IE, when you hit "LDA ($10),Y", you can look to see if $10 and $11 are in your "recent RAM" buffer, and if so, you know exactly where the pointer came from, and thus can insert label names appropriately.
The reason for "partially" known is because ADC is commonly used as an alternative way to index. So if the partially known pointer is $9980 and it got some unknown RAM value added to it, the pointer table
probably still starts at $9980, and that's still the label you'd want to use.
The next issue is how to actually trace the code. First impression is just start at reset and fork at every branch. And maybe do several forks when you hit an indirect JMP. If you keep track of pointer tables as outlined above, you SHOULD be able to figure out where most jump tables are and find all the possible paths it can take (in typical cases, anyway).
But bankswitching complicates that. MOST bankswitches are done with known, immediate values. But every once in a while you'll get something that does calculations to determine what bank to swap to.

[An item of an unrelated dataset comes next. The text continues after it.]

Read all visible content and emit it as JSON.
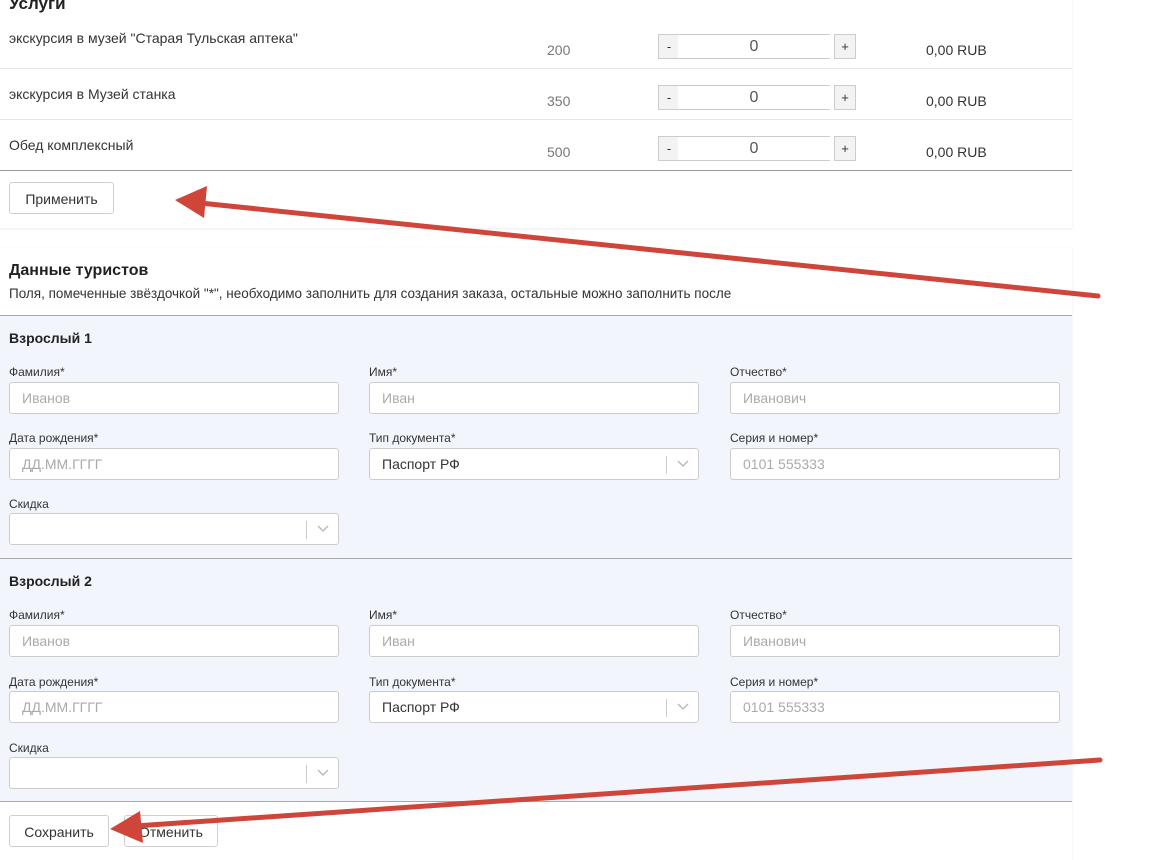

Interrupts are another problem. What if the vector points to a swappable region? What if the vector itself is IN a swappable region?
And even the basic premise isn't so straightforward. I figure if I hit an invalid opcode (or a BRK, probably), I can assume I'm no longer tracing code and can stop that fork. But how to end a fork apart from that? Code loops indefinitely, I have to stop at some point. It can't be as simple as stopping when you reach an offset I've already logged -- otherwise few forks will get beyond a simple JSR. Maybe stop when offset, current stack, and reg/ram state all match something done previously? That's a lot to keep track of for every instruction.
It's pretty daunting.
But yeah that's kind of what I was doing today. Just mulling this over trying to figure out how to tackle it.